Data for this study were taken from participants in the Portland Progression Project, a prospective longitudinal study of the course and risk factors for glaucomatous progression. Individuals with non–end-stage glaucoma or with ocular hypertension plus risk factors for glaucoma undergo testing with a variety of methods, including automated perimetry and SDOCT, approximately every 6 months. Participants were tested at a tertiary glaucoma clinic at Devers Eye Institute. Inclusion criteria were a diagnosis of primary open-angle glaucoma and/or likelihood of developing glaucomatous damage (e.g., high-risk ocular hypertension), as determined by each participant's clinician. Exclusion criteria at entry included an inability to perform reliable visual field testing, best-corrected visual acuity worse than 20/40, or other conditions or medications that may affect the visual field. If both eyes were eligible, one was chosen for delineation and analysis, using the eye with the better-quality series of SDOCT scans if there was a substantial difference, or choosing an eye at random otherwise. All protocols were approved and monitored by the Legacy Health Institutional Review Board, and adhered to the Health Insurance Portability and Accountability Act of 1996 and the tenets of the Declaration of Helsinki. All participants provided written informed consent once all of the risks and benefits of participation were explained to them.

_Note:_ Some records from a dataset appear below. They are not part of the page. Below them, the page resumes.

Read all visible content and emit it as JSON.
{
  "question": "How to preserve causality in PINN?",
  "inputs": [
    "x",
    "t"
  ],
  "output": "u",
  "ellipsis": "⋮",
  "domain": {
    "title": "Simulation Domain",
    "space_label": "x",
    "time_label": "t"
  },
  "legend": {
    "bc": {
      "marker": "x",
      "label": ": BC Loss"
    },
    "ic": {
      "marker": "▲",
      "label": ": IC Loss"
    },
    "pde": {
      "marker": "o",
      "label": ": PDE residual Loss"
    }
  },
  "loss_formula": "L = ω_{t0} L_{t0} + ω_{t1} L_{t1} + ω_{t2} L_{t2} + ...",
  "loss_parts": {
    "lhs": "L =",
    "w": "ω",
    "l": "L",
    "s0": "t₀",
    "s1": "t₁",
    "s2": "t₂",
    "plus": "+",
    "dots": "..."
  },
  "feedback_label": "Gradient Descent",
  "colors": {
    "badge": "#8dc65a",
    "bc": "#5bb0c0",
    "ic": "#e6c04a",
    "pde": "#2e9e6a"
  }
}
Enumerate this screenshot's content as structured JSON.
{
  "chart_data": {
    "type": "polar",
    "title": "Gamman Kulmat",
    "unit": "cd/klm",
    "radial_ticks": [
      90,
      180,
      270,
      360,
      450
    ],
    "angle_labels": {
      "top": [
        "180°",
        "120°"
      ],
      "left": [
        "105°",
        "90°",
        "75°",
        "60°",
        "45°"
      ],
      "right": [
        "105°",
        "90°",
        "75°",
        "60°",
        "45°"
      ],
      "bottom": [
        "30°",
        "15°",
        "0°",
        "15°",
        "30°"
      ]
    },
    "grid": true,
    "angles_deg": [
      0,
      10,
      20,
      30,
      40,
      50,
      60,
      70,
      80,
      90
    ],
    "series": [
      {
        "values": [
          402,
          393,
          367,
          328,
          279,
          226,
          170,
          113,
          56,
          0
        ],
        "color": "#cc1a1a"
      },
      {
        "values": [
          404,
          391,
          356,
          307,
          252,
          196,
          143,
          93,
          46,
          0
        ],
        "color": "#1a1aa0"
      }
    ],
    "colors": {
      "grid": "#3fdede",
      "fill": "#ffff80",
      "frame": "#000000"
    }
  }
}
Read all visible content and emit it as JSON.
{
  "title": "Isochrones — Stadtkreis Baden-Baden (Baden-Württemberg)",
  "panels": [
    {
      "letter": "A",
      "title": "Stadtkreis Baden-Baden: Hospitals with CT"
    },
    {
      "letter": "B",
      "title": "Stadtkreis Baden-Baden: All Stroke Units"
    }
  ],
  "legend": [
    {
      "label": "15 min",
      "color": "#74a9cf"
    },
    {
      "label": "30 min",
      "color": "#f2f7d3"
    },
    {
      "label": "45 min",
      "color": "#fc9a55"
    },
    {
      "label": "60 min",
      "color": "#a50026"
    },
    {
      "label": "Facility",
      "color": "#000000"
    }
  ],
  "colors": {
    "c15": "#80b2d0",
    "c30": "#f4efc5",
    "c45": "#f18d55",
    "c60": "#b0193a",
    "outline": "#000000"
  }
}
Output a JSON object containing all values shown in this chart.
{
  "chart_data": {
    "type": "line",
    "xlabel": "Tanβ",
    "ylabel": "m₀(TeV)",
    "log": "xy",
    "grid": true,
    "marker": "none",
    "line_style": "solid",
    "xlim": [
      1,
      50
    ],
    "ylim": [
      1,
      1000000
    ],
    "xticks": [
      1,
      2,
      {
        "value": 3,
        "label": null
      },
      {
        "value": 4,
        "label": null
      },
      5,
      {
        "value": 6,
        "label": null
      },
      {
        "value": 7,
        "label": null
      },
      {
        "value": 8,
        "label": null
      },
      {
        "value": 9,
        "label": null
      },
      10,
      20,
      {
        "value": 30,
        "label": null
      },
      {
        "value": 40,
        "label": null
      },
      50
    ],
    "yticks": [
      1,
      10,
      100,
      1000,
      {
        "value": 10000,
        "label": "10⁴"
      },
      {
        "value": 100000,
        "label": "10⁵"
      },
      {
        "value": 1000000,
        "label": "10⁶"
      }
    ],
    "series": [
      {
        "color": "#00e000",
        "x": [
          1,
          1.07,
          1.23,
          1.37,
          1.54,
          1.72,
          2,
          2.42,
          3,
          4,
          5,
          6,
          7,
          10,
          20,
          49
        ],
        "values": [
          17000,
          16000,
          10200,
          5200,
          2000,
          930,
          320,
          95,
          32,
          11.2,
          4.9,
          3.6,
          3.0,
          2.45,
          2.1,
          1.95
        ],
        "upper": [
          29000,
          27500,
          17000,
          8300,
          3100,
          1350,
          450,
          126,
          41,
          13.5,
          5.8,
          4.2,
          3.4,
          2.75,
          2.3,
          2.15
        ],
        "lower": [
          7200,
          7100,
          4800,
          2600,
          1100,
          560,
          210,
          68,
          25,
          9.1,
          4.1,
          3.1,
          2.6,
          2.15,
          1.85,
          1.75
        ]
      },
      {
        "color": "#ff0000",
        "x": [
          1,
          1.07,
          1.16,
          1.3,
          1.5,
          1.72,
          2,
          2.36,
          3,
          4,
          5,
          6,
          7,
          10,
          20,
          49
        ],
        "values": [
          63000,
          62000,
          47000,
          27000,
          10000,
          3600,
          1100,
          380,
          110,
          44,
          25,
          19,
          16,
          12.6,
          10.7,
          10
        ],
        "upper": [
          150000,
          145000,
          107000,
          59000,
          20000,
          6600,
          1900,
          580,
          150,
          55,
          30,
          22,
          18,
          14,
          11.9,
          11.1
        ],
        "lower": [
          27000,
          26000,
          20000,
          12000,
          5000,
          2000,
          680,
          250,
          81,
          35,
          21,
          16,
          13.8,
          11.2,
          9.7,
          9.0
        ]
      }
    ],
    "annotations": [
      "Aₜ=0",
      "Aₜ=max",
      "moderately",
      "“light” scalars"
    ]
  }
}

Spectral-domain OCT was performed with a Spectralis OCT (Heidelberg Engineering, Heidelberg, Germany). Peripapillary RNFLT represents the mean distance between the ILM and the posterior boundary of the retinal nerve fiber layer, along a 6° radius circle scan centered on the ONH. The instrument's automated delineations were manually adjusted by experienced technicians when necessary to address obvious delineation errors. Minimum rim width was calculated as the minimum distance from BMO to the ILM, averaged over 24 hand-delineated radial scans.
7 Minimum rim area was calculated by minimizing the area of a trapezium between BMO and the ILM within sectors centered on each radial scan, as previously described.
7 Follow-up scans were colocalized to the baseline reference scan for an eye by matching key vessel features in the infrared images (transverse alignment). Automated white-on-white perimetry was performed using a Humphrey Field Analyzer (HFA II; Carl Zeiss Meditec, Dublin, CA, USA), with a size III stimulus, Swedish Interactive Threshold Algorithm (SITA) standard algorithm, and 24-2 test pattern. Sensitivities were summarized using mean deviation (MD).
For each structural parameter (RNFLT, MRW, or MRA), the LSNR was calculated for individual eyes that had a series of at least six SDOCT scans of high quality. Ordinary least-squares linear regression was performed to derive the trend over time. The slope of this line was used as the measure of “signal.” Note that while least-squares regression does not take into account autocorrelation in a longitudinal sequence, this affects only the standard error and P value of the slope estimate; it does not affect the validity of the estimated rate of change. The residuals from this trend line were calculated, and their standard deviation was used as the measure of “noise.” The LSNR for a given eye is defined as the slope of the trend line divided by the standard deviation of residuals from that line.
Figure 1 illustrates the premise behind the LSNR technique. The rates of change differ markedly. Participant A has a rate of change of −1.90 μm/y, whereas participant B has a rate of change of −0.93 μm/y. However, visual inspection of these series suggests that the evidence that MRW is decreasing is very similar for both eyes. While participant B has a slower rate of change, the series is also less variable. Correspondingly, the LSNRs are very similar: −0.56y
−1 for participant A and −0.55y
−1 for participant B.
Longitudinal signal-to-noise ratios can be compared between parameters using a nonparametric Wilcoxon signed rank test. Note that ordinary least-squares regression aims to minimize residuals, and therefore the true variability is greater than the noise measure used here. However, this is the same for all of the parameters and so should not affect comparisons between them. The median LSNR for each parameter was calculated, together with a 95% confidence interval generated from 10,000 bootstrapped resamplings.